OK, rant over. Is anyone listening?

# Improving performance of VPC

Great tip from Roman Rehak here, if like me you’re running Yukon on Virtual PC. NTFS compression certainly hasn’t harmed my performance and it’s saved me 4Gb of disk space!

# Finding the currentmember on all dimensions, take#3

Following on from Mosha’s comment revealing the new .CurrentOrdinal function, I thought I’d mention how this solves the problem even though, for me, it’s still not quite resolved…

After a bit of grovelling, Mosha sent me the following example of how .CurrentOrdinal works:

with member measures.x as

generate(strtoset("{"+rept("measures.defaultmember,", dimensions.count-1)+"measures.defaultmember}") as a,

dimensions(a.currentordinal-1).name + ",")

select x on 0 from [Sales]

The reason .CurrentOrdinal is the key is that it allows you to create a set containing n instances of the same member and still know what iteration you were on inside a GENERATE statement. This frees you from the restriction present in my first attempt at this problem, which relied on a level being present in your cube which had at least as many members on it as there were dimensions. Remember that without this new function, you could only use the RANK function to try to find the iteration number and this only worked if each of the members in the set were unique.

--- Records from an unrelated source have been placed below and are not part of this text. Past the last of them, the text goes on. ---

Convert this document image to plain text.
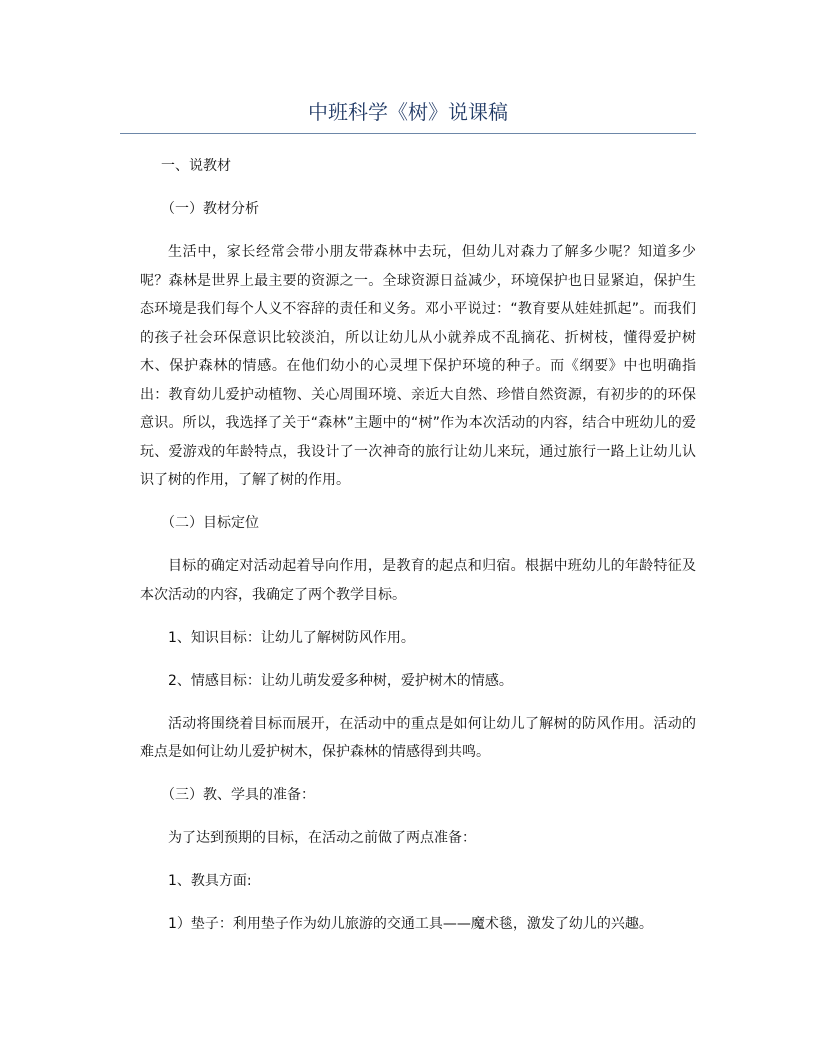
中班科学《树》说课稿

一、说教材

（一）教材分析

生活中，家长经常会带小朋友带森林中去玩，但幼儿对森力了解多少呢？知道多少呢？森林是世界上最主要的资源之一。全球资源日益减少，环境保护也日显紧迫，保护生态环境是我们每个人义不容辞的责任和义务。邓小平说过：“教育要从娃娃抓起”。而我们的孩子社会环保意识比较淡泊，所以让幼儿从小就养成不乱摘花、折树枝，懂得爱护树木、保护森林的情感。在他们幼小的心灵埋下保护环境的种子。而《纲要》中也明确指出：教育幼儿爱护动植物、关心周围环境、亲近大自然、珍惜自然资源，有初步的的环保意识。所以，我选择了关于“森林”主题中的“树”作为本次活动的内容，结合中班幼儿的爱玩、爱游戏的年龄特点，我设计了一次神奇的旅行让幼儿来玩，通过旅行一路上让幼儿认识了树的作用，了解了树的作用。

（二）目标定位

目标的确定对活动起着导向作用，是教育的起点和归宿。根据中班幼儿的年龄特征及本次活动的内容，我确定了两个教学目标。

1、知识目标：让幼儿了解树防风作用。

2、情感目标：让幼儿萌发爱多种树，爱护树木的情感。

活动将围绕着目标而展开，在活动中的重点是如何让幼儿了解树的防风作用。活动的难点是如何让幼儿爱护树木，保护森林的情感得到共鸣。

（三）教、学具的准备：

为了达到预期的目标，在活动之前做了两点准备：

1、教具方面:

1）垫子：利用垫子作为幼儿旅游的交通工具——魔术毯，激发了幼儿的兴趣。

The problem I had was that the vba REPT function doesn’t work on my Yukon install, and I couldn’t find another way of generating a set containing n instances of the same member. However it seems to work for Mosha so I can only assume it’s a bug in the February CTP of some sort, and in later builds we’ll all be able to use this technique.

# More on querying dimensions

Apart from Mosha’s putting a dampener on my excitement (should I really be getting excited by MDX anyway? Is it healthy?) about being able to query a dimension directly, by saying that in the future only database administrators will be able to do it after the next CTP, there was another interesting comment on yesterday’s entry – why is being able to do this any more efficient than doing the following:

SELECT MYDIMENSION.MEMBERS ON 0, {} ON 1 FROM MYCUBE

Hmm, well, good question. To be honest I’d not thought of doing this – I’d always done

SELECT MYDIMENSION.MEMBERS ON 0 FROM MYCUBE

which of course does bring back unwanted data. You learn something new every day! In the future I suppose the first of these queries is going to be the best option available to non-database-admins, but I was curious to see if querying a dimension was any more efficient than querying a cube. Now I’m sure a certain someone out there with intimate knowledge of how the AS engine handles each of these queries will be able to give a definitive answer; in the meantime I fired up Profiler to see if I could see any difference between the two approaches. Unfortunately I don’t have much experience about the data Profiler returns and I have to say that what it did return didn’t seem that relevant, but looking at the durations of queries it seemed that querying a dimension directly was slightly more efficient although the differences were too tiny to be noticeable.

# Querying a dimension not a cube

A small but significant bit of new functionality in AS2005, pointed out by Ohjoo Kwon on the beta newsgroup: you can now run MDX queries against dimensions as well as cubes. So, for example, you can do the following:

SELECT [MYDIMENSION].MEMBERS ON 0 FROM [\$MYDIMENSION]

Why is this useful? Anyone who has written any kind of client interface for AS2K and used the ADOMD catalog object will know how slow it is, and that it’s easier to write queries instead; and similarly in Reporting Services very often you have to write queries to populate lists of valid values for parameters. The problem is that when you run a query on a cube you always have to bring back at least one measure’s worth of data, which is a bit of a waste and potentially time- and resource-consuming. Now you don’t have to bring back any measure data because you can query the dimension instead!